Y mientras rumiaba esa escena, me di cuenta de algo curioso: ¿por qué justo ahora me tocaba ver algo así? ¿Por qué justo después de haber escrito sobre los afectos más puros y viscerales, esa memoria infantil que compartimos con los animales y que reaparece cada vez que alguien nos recibe con alegría sincera?
La respuesta me llevó al llamado efecto Baader-Meinhof. No es un fenómeno místico ni nada esotérico. Es simplemente un sesgo de percepción: cuando aprendemos algo nuevo, o estamos emocionalmente conectados con una idea, empezamos a notar su presencia en todas partes. Como cuando te hablan de un auto rojo y de pronto ves autos rojos en cada esquina. O cuando tu pareja está embarazada y comienzas a notar embarazadas por todas partes.

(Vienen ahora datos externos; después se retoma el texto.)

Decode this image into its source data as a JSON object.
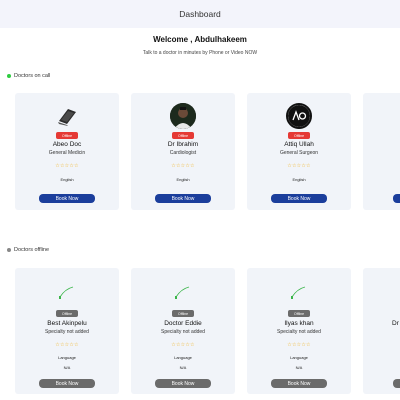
{
  "header": {
    "title": "Dashboard"
  },
  "welcome": {
    "title": "Welcome , Abdulhakeem",
    "subtitle": "Talk to a doctor in minutes by Phone or Video NOW"
  },
  "on_call": {
    "label": "Doctors on call",
    "cards": [
      {
        "name": "Abeo Doc",
        "specialty": "General Medicin",
        "status": "Offline",
        "language": "English",
        "book_label": "Book Now",
        "stars": "☆☆☆☆☆",
        "avatar_icon": "laptop-icon"
      },
      {
        "name": "Dr Ibrahim",
        "specialty": "Cardiologist",
        "status": "Offline",
        "language": "English",
        "book_label": "Book Now",
        "stars": "☆☆☆☆☆",
        "avatar_icon": "person-photo-icon"
      },
      {
        "name": "Attiq Ullah",
        "specialty": "General Surgeon",
        "status": "Offline",
        "language": "English",
        "book_label": "Book Now",
        "stars": "☆☆☆☆☆",
        "avatar_icon": "logo-icon"
      }
    ]
  },
  "offline": {
    "label": "Doctors offline",
    "cards": [
      {
        "name": "Best Akinpelu",
        "specialty": "Specialty not added",
        "status": "Offline",
        "language_label": "Language",
        "language": "N/A",
        "book_label": "Book Now",
        "stars": "☆☆☆☆☆"
      },
      {
        "name": "Doctor Eddie",
        "specialty": "Specialty not added",
        "status": "Offline",
        "language_label": "Language",
        "language": "N/A",
        "book_label": "Book Now",
        "stars": "☆☆☆☆☆"
      },
      {
        "name": "Ilyas khan",
        "specialty": "Specialty not added",
        "status": "Offline",
        "language_label": "Language",
        "language": "N/A",
        "book_label": "Book Now",
        "stars": "☆☆☆☆☆"
      }
    ],
    "partial_card_name": "Dr"
  },
  "colors": {
    "accent": "#1b3e9c",
    "offline_badge_red": "#e53935",
    "offline_badge_grey": "#6b6b6b",
    "online_dot": "#2ecc40",
    "star": "#f2a900"
  }
}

Lo que cambió no fue el mundo, sino tu filtro. Tu atención empieza a sintonizar con eso que tienes presente. Hoy, mi sensibilidad por los afectos puros me hizo ver esa escena con una intensidad que quizás antes no habría tenido. En otro momento, quizás no la habría notado. O habría pasado sin detenerme en el gesto, sin leer en él una pequeña tragedia silenciosa.
Y eso también me lleva al pensamiento crítico. Porque si algo heredamos con frecuencia —además del afecto— es la forma de reprimirlo. Muchos repiten lo aprendido sin cuestionarlo, como una cadena de obediencias que nadie se atreve a cortar. Pero el pensamiento crítico no es solo para hablar de política, ciencia o religión. También es una herramienta vital para criar mejor, para amar mejor, para desobedecer cuando lo heredado duele.
Yo no soy perfecto. Reniego. Discuto. Pero nunca rehuí el afecto con mi hijo. Y quizás por eso nunca tuve los temidos “problemas de adolescencia” con él. Tal vez porque no le exigí que aprendiera a desconectarse. Tal vez porque, simplemente, nunca le grité “no me toques”.
Hoy, esa escena callejera me recordó que no solo se heredan gestos: también se heredan silencios, ausencias, miedos. Y que los niños —al igual que ciertos animales, al igual que el niño que fuimos— insisten. Insisten en amar sin condiciones. Insisten en recordarnos que, antes de cualquier cálculo, hay una química afectiva que, si se rompe muy temprano, puede marcar para siempre.